Children’s book with Salem ties helps Unbridled Change Therapeutic Riding Center
Retired special needs teacher and middle school counselor Maria Nichols (thanks to help from niece Hollie C. Young, nephew Michael Craighead and Craighead’s friend, Danielle Reed) can cross ‘write a children’s book’ off her bucket list.
“I’ve always kind of wanted to do a children’s book,” Nichols said.
After having to put down their horse of 25 years, Nichols and her husband were eventually ready to get a new horse, who was previously intended for barrel racing. One problem: “He doesn’t care to run,” Nichols said. Inspired by new horse Houston, Nichols penned the children’s book “Houston, The Barrel Racing Horse…Who Didn’t Like To Run.”
Young helped to co-write the story and came up with the idea of having “the ‘Where’s Waldo?’ style green apple worm that you can find somewhere on each page of Houston’s adventure,” she said. Craighead and Reed illustrated the book.

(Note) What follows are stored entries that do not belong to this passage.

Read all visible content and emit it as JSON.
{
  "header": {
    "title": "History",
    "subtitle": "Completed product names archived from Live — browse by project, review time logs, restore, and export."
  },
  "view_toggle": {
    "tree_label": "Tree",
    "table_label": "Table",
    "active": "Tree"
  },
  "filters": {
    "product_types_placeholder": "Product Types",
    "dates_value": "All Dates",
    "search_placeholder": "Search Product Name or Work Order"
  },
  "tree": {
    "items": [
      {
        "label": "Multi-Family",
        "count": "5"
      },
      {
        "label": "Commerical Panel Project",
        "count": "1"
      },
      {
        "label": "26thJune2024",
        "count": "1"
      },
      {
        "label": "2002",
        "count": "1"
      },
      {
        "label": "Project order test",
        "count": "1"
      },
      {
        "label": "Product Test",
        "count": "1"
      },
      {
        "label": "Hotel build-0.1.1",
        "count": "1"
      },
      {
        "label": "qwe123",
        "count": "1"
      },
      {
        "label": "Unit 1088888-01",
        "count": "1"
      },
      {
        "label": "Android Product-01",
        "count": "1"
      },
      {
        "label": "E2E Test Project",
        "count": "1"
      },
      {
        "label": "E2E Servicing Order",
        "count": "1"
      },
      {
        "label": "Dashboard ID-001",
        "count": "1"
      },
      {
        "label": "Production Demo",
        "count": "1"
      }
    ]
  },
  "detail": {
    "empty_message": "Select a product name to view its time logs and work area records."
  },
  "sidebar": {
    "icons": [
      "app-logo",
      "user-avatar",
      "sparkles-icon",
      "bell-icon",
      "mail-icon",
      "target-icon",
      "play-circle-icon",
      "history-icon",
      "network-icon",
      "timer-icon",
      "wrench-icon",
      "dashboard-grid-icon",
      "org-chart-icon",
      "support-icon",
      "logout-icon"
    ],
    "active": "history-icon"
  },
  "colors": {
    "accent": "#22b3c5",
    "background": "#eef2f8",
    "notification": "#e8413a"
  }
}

The members of this creative team have some pretty strong ties to the Salem area: Nichols graduated from Andrew Lewis in 1971, when it was still the high school; Young graduated from Salem High School in 2000 and currently lives in Roanoke (her two children–Kylie, 4, and Maggie, 6–acted as the focus group for the book, Nichols said); and Craighead and Reed also graduated from Salem High School and currently go to school at Virginia Tech and Radford, respectively.
Nichols got some advice from another local children’s book author, Carolyn Nelson, who told her, “If you give it time, it will unfold.”
“Last Christmas, we started talking about it,” Nichols said. “It just kind of flowed.”
“The children’s story was really a neat experience to watch unfold,” Young said in an email Saturday. “Maria was truly the driving force behind the book so I was able to come in and help develop and solidify some of the details that you see in the final product…I have always dreamed of publishing a book–although without my aunt’s lead and her ability to really focus and direct the timeline of events that have to take place in order to see a project like this actually come to fruition, I don’t know if I would have been lucky enough to actually see this day come.”
Like all children’s book authors, Nichols and her team hope the book does well. But they have more than fame and glory motivating them.
“Five dollars of each book sold will be donated to Unbridled Change Therapeutic Riding Center,” Nichols said. Unbridled Change, located in Boones Mill, Va., helps to “provide quality mental health therapy, educational learning, character and life skill development, and therapeutic riding utilizing Equine Assisted Activities and Therapies (EAAT),” according to their website.
Michelle Holling-Brooks, owner of Unbridled Change, hosts an annual fundraiser for the organization in October. The 2012 event, however, was canceled; Holling-Brooks, while pregnant with her second child, had a heart attack.
“Houston” was published in October 2012 and has sold almost 400 copies. So far, Nichols has been able to send $540 to Holling-Brooks–which has already helped to cover the cost for a five-year-old child with autism to take therapeutic riding classes.
“Houston, The Barrel Racing Horse…Who Didn’t Like To Run” is available at several locations: Countryside Classics, located at 120 E. Main St. in Salem; Lourine’s Beauty Salon, located at 355 E. 3rd St. in Salem and noteBooks & Black Water Loft, located at 117 S. Locust St. in Floyd, Va.